Encore plus habile, il va parfois utiliser une autre partie du corps pour faire le travail d’un froncement des sourcils, une grimace, ou une paire de lèvres bien serrées.

 

Les fesses d’une femme qui se dandine, énormes dans un pantalon rouge serré, raconte l’histoire de la colère réprimée; un pénis flasque – oui, vraiment – articule en quelque sorte toutes les pressions qui pèsent sur un homme d’âge mûr.

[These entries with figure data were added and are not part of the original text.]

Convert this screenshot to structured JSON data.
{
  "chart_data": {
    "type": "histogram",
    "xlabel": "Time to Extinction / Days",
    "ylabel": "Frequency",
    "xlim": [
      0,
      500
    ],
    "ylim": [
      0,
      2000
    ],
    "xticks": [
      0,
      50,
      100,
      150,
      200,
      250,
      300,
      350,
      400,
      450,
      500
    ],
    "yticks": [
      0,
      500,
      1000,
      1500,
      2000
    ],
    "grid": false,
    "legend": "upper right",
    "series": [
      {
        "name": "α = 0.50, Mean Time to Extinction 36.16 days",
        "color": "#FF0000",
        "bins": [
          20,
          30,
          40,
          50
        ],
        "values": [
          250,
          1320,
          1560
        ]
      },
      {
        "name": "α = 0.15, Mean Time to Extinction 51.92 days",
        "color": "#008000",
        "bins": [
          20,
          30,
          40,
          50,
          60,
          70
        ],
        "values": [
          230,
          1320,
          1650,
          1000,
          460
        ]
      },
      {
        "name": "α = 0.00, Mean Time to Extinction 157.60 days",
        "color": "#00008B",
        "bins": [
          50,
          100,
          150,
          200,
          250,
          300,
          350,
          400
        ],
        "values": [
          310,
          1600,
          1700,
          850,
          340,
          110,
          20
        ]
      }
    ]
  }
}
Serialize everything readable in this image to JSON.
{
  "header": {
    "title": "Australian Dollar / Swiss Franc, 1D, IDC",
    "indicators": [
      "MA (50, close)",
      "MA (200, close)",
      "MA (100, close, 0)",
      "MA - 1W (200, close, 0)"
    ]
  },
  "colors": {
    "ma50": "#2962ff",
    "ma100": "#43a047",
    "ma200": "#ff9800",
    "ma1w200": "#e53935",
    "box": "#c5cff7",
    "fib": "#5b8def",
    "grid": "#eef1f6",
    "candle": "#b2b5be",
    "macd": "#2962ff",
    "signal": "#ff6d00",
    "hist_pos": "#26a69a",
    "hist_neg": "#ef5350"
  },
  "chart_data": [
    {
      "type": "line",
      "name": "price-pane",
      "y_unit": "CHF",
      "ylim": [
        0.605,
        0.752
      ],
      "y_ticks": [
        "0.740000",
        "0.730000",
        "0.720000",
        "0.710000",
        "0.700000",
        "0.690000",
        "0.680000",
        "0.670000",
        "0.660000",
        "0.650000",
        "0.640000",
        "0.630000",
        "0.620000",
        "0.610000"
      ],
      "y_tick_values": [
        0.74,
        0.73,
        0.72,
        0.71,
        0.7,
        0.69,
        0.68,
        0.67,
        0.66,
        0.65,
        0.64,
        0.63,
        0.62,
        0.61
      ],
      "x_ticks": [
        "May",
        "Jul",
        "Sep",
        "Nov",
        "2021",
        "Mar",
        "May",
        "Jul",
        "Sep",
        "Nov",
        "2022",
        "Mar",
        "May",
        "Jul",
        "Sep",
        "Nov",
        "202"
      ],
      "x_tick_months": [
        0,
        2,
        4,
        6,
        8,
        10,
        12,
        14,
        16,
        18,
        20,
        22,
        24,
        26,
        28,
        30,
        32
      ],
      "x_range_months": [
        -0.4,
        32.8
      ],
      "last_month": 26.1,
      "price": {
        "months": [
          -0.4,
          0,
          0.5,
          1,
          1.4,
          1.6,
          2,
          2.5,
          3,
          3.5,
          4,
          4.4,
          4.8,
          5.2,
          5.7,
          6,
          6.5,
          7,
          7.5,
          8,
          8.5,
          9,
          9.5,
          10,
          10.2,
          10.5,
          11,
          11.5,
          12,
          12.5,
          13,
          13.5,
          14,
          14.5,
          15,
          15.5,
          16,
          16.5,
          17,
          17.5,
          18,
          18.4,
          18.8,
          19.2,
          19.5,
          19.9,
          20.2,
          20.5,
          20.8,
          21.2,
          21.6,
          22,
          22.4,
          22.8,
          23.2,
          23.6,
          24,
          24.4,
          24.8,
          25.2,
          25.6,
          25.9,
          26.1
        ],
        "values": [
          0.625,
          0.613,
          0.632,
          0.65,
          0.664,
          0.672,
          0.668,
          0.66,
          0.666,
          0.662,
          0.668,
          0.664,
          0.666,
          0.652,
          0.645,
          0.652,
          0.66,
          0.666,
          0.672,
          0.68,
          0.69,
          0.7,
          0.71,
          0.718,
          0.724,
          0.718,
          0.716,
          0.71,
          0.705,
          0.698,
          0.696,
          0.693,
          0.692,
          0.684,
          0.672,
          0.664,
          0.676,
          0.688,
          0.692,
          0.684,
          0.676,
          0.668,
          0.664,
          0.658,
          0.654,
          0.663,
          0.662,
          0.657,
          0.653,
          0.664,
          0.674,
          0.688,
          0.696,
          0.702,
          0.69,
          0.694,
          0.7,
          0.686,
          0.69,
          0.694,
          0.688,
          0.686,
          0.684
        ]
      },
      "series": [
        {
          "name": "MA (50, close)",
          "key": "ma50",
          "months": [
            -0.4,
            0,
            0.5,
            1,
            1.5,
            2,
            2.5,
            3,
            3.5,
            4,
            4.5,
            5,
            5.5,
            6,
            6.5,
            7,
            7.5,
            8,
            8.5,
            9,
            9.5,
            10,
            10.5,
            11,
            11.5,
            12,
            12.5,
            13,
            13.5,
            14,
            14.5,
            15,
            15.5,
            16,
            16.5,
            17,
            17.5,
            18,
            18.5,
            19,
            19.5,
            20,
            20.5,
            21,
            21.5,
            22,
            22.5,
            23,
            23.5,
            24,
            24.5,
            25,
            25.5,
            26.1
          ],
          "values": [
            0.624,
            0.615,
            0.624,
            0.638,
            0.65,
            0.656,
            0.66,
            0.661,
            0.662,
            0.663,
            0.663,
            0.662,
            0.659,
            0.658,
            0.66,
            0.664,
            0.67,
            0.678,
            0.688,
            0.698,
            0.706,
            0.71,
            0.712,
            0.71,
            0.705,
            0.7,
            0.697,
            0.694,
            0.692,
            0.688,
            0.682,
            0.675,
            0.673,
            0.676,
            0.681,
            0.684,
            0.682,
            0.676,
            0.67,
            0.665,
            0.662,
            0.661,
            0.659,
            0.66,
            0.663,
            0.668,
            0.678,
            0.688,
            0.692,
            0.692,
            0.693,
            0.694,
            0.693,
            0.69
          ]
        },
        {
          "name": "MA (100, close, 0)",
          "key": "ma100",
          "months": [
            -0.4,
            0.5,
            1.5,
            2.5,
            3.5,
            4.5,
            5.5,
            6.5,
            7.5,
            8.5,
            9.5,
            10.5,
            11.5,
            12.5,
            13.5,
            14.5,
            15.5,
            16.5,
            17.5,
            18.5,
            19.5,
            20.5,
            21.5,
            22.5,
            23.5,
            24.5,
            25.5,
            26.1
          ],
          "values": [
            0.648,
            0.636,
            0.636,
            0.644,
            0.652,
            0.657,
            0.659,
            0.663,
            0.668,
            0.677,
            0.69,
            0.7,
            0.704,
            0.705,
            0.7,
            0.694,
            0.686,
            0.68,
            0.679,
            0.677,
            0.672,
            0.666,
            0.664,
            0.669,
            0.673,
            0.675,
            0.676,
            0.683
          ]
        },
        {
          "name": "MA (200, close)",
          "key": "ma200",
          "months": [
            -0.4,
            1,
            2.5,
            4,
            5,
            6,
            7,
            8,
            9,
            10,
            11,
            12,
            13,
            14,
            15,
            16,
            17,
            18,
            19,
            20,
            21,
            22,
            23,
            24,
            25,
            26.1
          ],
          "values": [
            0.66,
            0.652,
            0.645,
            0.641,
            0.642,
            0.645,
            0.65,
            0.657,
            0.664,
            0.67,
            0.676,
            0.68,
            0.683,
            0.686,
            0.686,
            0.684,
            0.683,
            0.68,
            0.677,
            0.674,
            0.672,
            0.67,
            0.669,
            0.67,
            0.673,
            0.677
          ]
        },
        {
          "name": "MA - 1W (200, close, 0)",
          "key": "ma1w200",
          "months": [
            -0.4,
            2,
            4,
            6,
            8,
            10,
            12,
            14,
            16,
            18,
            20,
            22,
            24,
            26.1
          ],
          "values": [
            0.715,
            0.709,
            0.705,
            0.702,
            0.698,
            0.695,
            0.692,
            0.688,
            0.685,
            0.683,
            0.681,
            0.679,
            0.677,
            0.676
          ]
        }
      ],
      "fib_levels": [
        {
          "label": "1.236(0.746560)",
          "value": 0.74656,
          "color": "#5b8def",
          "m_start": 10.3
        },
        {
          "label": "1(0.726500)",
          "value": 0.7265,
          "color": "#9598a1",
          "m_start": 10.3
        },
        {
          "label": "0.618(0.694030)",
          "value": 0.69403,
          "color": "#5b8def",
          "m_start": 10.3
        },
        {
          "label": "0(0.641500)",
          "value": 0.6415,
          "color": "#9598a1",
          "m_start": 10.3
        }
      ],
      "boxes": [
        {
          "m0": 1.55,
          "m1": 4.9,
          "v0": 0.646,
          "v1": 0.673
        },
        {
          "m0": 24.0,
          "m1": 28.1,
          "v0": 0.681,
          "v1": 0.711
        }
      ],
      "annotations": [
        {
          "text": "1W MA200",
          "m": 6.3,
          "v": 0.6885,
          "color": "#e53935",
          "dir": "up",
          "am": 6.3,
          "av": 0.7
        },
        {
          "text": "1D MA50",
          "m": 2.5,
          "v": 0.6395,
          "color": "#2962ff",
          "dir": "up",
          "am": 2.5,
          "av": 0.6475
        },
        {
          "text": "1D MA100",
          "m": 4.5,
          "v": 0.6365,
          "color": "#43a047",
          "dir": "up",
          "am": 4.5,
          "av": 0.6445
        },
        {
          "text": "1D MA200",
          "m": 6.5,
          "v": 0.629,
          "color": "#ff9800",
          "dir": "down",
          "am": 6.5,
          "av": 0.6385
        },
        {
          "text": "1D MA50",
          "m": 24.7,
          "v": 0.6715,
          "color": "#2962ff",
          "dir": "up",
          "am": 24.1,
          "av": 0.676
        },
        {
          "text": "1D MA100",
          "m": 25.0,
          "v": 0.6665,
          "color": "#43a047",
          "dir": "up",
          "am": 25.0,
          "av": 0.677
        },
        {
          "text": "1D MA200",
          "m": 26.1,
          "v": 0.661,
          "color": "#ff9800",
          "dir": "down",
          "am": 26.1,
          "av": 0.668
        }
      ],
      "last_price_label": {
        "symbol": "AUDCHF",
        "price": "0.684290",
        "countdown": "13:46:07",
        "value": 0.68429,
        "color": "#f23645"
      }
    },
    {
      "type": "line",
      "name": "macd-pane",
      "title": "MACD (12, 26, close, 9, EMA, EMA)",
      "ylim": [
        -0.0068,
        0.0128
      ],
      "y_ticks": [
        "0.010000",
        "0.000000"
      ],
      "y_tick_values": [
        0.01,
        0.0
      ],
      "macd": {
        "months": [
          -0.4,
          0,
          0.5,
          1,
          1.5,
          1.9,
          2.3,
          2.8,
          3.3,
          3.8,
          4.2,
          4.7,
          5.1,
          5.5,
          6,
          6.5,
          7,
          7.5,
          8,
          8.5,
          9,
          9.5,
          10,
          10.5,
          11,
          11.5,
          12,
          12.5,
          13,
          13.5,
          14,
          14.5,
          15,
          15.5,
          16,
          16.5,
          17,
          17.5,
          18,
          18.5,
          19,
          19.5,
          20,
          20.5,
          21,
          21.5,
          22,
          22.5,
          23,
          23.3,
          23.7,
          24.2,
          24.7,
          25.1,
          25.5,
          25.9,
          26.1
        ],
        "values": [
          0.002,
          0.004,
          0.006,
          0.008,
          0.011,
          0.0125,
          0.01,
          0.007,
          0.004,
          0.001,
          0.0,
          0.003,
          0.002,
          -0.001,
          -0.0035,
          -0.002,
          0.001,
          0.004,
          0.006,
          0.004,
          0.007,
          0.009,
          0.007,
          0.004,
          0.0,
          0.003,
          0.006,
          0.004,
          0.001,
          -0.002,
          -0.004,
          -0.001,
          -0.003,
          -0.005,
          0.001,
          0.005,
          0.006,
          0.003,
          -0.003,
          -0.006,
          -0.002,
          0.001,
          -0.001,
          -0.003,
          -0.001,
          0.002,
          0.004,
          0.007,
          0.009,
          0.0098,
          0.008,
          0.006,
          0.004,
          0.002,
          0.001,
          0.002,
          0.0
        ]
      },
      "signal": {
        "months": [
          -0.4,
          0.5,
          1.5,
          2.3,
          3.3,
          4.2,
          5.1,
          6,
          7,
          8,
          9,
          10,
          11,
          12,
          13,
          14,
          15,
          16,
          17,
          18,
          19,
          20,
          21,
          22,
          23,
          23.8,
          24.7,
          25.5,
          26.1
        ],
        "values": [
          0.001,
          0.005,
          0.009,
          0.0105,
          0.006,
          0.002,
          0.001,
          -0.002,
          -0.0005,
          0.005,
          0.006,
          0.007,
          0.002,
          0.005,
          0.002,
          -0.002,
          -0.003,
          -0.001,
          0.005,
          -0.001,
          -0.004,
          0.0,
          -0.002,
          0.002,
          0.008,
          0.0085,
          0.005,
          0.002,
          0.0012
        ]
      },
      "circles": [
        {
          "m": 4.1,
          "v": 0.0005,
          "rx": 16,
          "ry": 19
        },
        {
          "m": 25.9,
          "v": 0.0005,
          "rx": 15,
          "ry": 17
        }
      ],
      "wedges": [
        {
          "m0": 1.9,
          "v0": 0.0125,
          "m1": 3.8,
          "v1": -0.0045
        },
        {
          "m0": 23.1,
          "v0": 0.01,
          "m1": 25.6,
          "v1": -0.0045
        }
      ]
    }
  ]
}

Quant à l’immeuble, il souligne constamment le thème du livre: l’écart entre ce que les gens espèrent, et ce qu’ils obtiennent. Le poète Philip Larkin parlait de la maison qui commençait comme « une tentative joyeuse de maitriser les choses, puis qui se dessèche ». Larkin pouvait le voir dans les images au mur et la vaisselle. Ware, lui, voit tout ceci dans un rideau de douche en plastique et un fauteuil couleur moutarde.

Jamais auparavant un tel livre aux couleurs vives a été si triste.

C’est un ouvrage magnifique avec ses défauts. Sur le plan pratique – hum – on a du mal à lire l’écriture miniature de Ware, et je suis sûre qu’il y a un meilleur ordre dans lequel lire ses sections, même si l’éditeur prétend le contraire.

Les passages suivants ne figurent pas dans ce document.